18

While running kubeflow pipeline having code that uses tensorflow 2.0. below error is displayed at end of each epoch

W tensorflow/core/kernels/data/generator_dataset_op.cc:103] Error occurred when finalizing GeneratorDataset iterator: Cancelled: Operation was cancelled

Also, after some epochs, it does not show log and shows this error

This step is in Failed state with this message: The node was low on resource: memory. Container main was using 100213872Ki, which exceeds its request of 0. Container wait was using 25056Ki, which exceeds its request of 0.

Radhi
  • 6,289
  • 15
  • 47
  • 68

7 Answers7

5

In my case, I didn't match the batch_size and steps_per_epoch

For example,

his = Test_model.fit_generator(datagen.flow(trainrancrop_images, trainrancrop_labels, batch_size=batchsize),
                               steps_per_epoch=len(trainrancrop_images)/batchsize,
                               validation_data=(test_images, test_labels),
                               epochs=1,
                               callbacks=[callback])

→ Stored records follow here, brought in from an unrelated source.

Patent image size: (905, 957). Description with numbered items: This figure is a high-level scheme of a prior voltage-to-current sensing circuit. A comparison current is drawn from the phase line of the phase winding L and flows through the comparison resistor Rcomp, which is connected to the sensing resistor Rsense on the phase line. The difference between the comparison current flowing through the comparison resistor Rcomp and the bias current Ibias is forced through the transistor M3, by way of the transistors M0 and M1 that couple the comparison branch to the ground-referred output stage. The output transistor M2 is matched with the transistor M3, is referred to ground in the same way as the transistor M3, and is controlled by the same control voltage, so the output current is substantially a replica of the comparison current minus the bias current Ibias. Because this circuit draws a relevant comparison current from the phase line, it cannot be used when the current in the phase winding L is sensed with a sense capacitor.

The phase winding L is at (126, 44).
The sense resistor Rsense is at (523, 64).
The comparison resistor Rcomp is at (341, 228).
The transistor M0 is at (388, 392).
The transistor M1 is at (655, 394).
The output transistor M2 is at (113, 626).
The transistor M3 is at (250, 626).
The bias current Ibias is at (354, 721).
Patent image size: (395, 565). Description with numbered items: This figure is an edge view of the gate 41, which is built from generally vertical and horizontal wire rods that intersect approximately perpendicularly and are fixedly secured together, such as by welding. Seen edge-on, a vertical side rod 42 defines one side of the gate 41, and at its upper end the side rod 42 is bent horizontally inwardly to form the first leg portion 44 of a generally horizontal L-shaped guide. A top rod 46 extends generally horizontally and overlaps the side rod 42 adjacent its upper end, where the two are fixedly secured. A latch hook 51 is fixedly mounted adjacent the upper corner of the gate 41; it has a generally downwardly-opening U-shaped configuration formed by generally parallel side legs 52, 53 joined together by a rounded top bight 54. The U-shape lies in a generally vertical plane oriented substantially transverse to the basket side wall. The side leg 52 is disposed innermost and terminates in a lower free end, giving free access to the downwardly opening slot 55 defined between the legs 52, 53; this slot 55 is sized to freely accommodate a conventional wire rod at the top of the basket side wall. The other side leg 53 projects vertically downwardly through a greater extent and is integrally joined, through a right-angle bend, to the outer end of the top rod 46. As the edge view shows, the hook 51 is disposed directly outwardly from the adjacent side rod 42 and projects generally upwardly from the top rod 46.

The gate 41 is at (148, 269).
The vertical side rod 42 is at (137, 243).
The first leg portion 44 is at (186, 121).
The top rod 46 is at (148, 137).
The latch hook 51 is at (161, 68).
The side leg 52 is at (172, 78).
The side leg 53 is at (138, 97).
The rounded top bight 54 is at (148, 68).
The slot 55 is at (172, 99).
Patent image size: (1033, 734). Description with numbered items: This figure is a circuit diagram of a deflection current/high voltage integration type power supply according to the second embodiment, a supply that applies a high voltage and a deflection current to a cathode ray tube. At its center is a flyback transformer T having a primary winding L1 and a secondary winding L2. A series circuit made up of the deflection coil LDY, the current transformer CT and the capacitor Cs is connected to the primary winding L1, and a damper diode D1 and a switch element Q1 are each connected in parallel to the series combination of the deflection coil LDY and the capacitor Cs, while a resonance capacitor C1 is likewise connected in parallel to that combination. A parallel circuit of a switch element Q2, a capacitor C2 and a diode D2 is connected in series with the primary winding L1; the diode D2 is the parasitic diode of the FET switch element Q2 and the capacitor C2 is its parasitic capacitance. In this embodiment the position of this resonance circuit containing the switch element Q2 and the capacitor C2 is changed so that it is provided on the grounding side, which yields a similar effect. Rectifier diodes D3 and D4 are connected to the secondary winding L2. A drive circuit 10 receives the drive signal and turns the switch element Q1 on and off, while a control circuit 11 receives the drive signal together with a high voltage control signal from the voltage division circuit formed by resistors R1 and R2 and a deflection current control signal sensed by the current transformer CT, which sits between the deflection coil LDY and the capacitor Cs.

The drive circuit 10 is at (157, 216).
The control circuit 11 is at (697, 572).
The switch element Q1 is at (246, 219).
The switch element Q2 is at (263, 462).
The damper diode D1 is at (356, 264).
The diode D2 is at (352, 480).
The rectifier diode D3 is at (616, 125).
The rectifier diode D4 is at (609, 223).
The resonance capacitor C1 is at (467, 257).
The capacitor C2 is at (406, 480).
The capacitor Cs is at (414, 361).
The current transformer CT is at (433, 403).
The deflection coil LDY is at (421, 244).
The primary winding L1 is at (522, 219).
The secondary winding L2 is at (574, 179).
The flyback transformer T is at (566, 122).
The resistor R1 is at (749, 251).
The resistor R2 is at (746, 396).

batch_size in the datagen.flow must correspond to the steps_per_epoch in Test_model.fit_generator (actually, I used the wrong value on the steps_per_epoch)

This is one of the cases for the Error, I guess.

As a result, I think the problem arises when there is wrong correspondence on the batch size and steps(iterations)

Maybe the floats can be a problem when you get the step by dividing...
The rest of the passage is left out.